Remonter l’histoire de l’arbre du hameau, c’est plonger dans un temps où la météo tenait lieu d’augure, et où chaque pluie (ou son absence) modifiait le quotidien. Dès le Moyen Âge, des archives mentionnent des processions dans nombre de villages du sud de la France, où habitants et curés, lors de sécheresses persistantes, organisaient des cérémonies propitiatoires. Celles-ci comprenaient souvent la plantation d’un arbre « pour appeler les eaux ».

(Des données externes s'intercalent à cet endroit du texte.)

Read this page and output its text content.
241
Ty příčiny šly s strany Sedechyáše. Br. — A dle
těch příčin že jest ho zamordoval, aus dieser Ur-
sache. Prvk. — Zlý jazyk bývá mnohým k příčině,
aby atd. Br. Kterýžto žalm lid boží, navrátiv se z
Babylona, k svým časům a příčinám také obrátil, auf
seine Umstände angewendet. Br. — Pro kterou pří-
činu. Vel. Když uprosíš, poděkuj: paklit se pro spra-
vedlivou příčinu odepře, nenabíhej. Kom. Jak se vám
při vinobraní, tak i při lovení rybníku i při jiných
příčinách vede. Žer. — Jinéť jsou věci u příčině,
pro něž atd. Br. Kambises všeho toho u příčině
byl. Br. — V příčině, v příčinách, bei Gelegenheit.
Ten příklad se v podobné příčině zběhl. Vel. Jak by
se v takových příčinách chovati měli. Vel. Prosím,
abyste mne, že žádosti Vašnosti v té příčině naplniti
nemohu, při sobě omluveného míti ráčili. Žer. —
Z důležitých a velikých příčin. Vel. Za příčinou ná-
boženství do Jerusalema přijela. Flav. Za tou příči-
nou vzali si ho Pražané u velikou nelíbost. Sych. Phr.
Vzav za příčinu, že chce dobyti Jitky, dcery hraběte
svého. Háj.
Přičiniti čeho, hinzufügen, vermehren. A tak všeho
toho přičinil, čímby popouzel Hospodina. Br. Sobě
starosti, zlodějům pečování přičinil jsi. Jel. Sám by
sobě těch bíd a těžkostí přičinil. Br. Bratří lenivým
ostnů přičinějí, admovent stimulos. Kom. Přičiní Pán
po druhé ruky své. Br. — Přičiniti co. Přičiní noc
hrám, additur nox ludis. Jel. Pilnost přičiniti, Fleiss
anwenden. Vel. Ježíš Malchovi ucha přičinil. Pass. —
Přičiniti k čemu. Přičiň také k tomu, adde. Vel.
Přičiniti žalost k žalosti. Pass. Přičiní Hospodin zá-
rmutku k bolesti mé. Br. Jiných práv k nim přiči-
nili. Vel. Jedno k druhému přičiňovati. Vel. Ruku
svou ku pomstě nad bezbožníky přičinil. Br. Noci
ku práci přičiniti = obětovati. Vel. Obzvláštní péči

Cette tradition s’appuie sur plusieurs croyances :
- L’arbre comme médiateur : Il servait d’intermédiaire entre la terre desséchée et le ciel, censé attirer la manne céleste grâce à ses branches tournées vers les nuages.
- Le renouveau du vivant : Planter un arbre, symbole de régénération, devenait un appel à la renaissance de la nature, une prière muette pour le retour de l’eau et la fécondité des sols.
- Cohésion du groupe : Le rituel participatif ressoudait le hameau, chaque habitant étant invité à apporter une poignée de terre ou un seau d’eau pour l’arrosage initial, renforçant le lien social et le sentiment d’appartenance.
Ce geste n’était pas propre à l’Ardèche : il s’inscrit dans une longue série de rituels européens autour de la pluie, comme les « arbres de Mai », mais ici la sécheresse lui donne une acuité particulière.
Selon l’ethnologue Marie-Monique Robin, des variantes de cette pratique existent en Languedoc, dans le Massif Central, ou encore dans le Haut-Var, où certains villages s’enorgueillissent encore de leur « arbre à sécheresse » multiséculaire (École des Hautes Études en Sciences Sociales).